XX By Angela Chadwick Dialogue Books October 4th 2018
When Rosie and Jules discover a ground-breaking clinical trial that enables two women to have a female baby, they jump at the chance to make history.
Fear-mongering politicians and right-wing movements are quick to latch on to the controversies surrounding Ovum-to-Ovum (o-o) technology and stoke the fears of the public. What will happen to the numbers of little boys born? Is there a sinister conspiracy to eradicate men at play?
In this toxic political climate, Jules and Rosie try to hide their baby from scrutiny. But when the news of Rosie’s pregnancy is leaked to the media, their relationship is put under a microscope and they’re forced to question the loyalty of those closest to them, and battle against a tirade of hate that threatens to split them apart…
Imagine a world when you don’t need a man to have a baby, well that is exactly what happens in XX. All you need are two willing women, a test tube and a laboratory. For female couples it is the answer to their prayers, even if the procedure will only ever produce girls.
Journalist, Jules and her partner, Rosie are chosen to be part of the trial but what they do not reckon with is the backlash they face from family, friends, the press and politicians.
XX raised some very interesting questions regarding ethics, equality and press intrusion, and would certainly provoke some interesting debate, particularly if read as part of a book club.
Is it right to play with nature, what are the risks involved and are they worth taking, is it sexist against men, would it belittle them in today’s society, and so on. It certainly made me think, and I can’t say I would be entirely comfortable with the process, even though I firmly believe in same sex parents.
What Chadwick did very well was to provide balanced viewpoints and a vivid portrayal of the effects press intrusion can have, not just on those involved but also those around them.
Whilst Chadwick explained the scientific processes she didn’t bog the novel down with indepth descriptions, merely provided the reader with the facts they needed to understand how female to female conception worked.
XX was also a novel about relationships, the differences we have and what happens if we make decisions just because it would make the other person happy. Jules and Rose seemed to be polar opposites which emphasised their problems, adding some great drama and tension to the novel. It made them question their motives, their love for one another and if, at the end of all this they could provide their baby girl with a family and stability all children need.

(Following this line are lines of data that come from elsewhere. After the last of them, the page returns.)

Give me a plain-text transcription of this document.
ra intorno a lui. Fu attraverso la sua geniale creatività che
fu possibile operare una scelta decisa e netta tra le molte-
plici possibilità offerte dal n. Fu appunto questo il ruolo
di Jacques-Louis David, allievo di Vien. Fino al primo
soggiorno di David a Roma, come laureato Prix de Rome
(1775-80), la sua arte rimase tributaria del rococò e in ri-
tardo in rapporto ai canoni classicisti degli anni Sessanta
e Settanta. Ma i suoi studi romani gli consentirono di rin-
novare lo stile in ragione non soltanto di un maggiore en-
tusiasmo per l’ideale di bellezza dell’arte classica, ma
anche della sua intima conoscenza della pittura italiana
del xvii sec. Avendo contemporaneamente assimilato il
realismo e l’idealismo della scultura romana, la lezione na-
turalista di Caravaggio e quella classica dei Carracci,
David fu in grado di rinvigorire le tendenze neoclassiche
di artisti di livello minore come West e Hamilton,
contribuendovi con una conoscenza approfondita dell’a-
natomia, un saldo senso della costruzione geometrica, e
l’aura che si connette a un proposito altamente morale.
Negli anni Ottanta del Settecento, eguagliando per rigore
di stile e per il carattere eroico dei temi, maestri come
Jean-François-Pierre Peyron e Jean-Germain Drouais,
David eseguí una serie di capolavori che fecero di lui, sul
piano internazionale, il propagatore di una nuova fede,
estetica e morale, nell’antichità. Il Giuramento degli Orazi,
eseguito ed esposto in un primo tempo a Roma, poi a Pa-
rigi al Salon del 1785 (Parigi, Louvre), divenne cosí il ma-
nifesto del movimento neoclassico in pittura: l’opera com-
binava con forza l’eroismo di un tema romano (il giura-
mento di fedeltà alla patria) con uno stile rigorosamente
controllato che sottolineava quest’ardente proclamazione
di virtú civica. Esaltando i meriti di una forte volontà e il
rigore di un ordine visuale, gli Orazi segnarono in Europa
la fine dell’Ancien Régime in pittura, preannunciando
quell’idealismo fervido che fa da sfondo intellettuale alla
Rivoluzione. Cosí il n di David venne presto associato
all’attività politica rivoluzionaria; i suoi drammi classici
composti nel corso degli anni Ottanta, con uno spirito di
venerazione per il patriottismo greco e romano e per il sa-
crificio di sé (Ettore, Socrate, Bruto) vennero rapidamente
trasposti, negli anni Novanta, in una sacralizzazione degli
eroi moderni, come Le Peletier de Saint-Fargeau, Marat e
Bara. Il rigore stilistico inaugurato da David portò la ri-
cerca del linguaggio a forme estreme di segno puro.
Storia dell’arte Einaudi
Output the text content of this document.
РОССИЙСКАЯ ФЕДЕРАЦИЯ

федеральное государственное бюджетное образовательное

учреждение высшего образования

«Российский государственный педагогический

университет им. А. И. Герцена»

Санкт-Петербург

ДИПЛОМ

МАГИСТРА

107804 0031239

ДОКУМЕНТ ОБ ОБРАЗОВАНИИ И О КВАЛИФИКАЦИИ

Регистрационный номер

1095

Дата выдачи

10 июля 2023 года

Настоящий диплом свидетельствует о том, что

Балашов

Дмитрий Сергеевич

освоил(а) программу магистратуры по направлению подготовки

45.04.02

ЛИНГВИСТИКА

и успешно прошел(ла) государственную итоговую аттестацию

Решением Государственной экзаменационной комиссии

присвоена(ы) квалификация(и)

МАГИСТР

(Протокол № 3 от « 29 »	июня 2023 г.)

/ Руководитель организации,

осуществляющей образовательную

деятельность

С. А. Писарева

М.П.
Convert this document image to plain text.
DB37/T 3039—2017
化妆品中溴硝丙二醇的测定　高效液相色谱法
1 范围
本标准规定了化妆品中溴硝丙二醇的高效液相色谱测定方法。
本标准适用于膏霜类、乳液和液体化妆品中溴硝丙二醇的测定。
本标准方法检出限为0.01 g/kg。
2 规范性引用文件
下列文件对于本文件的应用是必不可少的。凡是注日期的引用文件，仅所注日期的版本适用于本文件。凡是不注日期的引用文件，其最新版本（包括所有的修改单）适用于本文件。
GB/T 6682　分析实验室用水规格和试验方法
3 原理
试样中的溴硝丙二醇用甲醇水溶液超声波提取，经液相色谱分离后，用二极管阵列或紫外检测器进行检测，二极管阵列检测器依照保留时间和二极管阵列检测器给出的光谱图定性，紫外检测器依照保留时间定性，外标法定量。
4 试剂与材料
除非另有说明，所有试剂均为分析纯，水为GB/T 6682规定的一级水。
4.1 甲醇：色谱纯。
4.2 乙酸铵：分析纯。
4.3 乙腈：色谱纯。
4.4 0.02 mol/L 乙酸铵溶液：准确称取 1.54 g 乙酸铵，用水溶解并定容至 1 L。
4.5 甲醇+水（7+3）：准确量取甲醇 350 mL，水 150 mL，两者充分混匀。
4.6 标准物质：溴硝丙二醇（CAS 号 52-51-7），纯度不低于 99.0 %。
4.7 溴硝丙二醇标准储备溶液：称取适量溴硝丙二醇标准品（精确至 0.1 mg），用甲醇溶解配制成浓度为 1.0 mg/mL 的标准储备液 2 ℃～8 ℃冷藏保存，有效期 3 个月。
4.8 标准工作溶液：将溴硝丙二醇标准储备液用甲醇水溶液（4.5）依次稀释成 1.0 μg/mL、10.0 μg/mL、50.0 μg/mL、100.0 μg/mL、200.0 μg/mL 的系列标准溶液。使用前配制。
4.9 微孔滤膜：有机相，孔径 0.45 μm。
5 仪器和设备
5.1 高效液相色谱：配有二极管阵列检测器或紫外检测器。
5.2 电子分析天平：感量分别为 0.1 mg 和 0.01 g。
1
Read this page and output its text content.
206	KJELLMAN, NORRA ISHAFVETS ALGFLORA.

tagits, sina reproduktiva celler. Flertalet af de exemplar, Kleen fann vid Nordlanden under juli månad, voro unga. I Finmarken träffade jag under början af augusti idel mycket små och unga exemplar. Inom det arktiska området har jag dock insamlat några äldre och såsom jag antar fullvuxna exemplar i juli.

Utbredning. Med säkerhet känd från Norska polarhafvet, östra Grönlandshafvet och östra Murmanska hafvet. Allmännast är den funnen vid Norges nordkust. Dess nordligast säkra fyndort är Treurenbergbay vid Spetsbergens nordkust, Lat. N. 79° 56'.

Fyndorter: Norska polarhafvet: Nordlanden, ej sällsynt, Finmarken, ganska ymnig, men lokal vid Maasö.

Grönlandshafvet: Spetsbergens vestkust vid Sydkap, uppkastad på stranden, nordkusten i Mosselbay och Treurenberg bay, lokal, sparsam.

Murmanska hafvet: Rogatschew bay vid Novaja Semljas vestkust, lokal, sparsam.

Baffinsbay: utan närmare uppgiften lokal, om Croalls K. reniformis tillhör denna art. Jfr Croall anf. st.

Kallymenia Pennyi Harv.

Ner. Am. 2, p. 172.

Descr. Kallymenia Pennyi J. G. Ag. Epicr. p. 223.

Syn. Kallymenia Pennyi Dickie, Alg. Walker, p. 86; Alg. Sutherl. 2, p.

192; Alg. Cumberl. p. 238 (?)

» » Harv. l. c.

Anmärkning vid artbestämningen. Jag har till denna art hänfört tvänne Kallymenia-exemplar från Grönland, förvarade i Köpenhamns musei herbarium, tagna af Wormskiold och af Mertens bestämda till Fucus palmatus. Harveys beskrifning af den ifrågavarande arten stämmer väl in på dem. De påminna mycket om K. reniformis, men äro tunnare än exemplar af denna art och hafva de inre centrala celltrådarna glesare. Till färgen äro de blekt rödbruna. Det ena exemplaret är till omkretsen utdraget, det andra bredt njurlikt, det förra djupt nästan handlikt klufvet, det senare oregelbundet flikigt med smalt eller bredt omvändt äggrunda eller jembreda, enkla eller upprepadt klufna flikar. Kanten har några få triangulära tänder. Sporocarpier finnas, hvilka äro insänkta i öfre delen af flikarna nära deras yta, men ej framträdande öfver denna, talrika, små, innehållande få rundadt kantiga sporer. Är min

Outside characters and influences added even more drama and tension and at times it was more of a thriller than a novel about the rights and wrongs of assisted conception.
I found it hard to categorise XX, to place it in a genre and perhaps it doesn’t need to fit neatly into one, maybe it is just the start of a new tranch of novels, that explore and push the boundaries of science but also provide a glimpse into a future of what could be.
Angela Chadwick has written an interesting, extremely thought provoking debut and I will be very curious to read what she writes next.
About the author
Angela Chadwick is a Hampshire-based English graduate and former journalist who has spent the last decade working in higher education communications.
Her debut novel XX was published by Dialogue Books on October 4th 2018.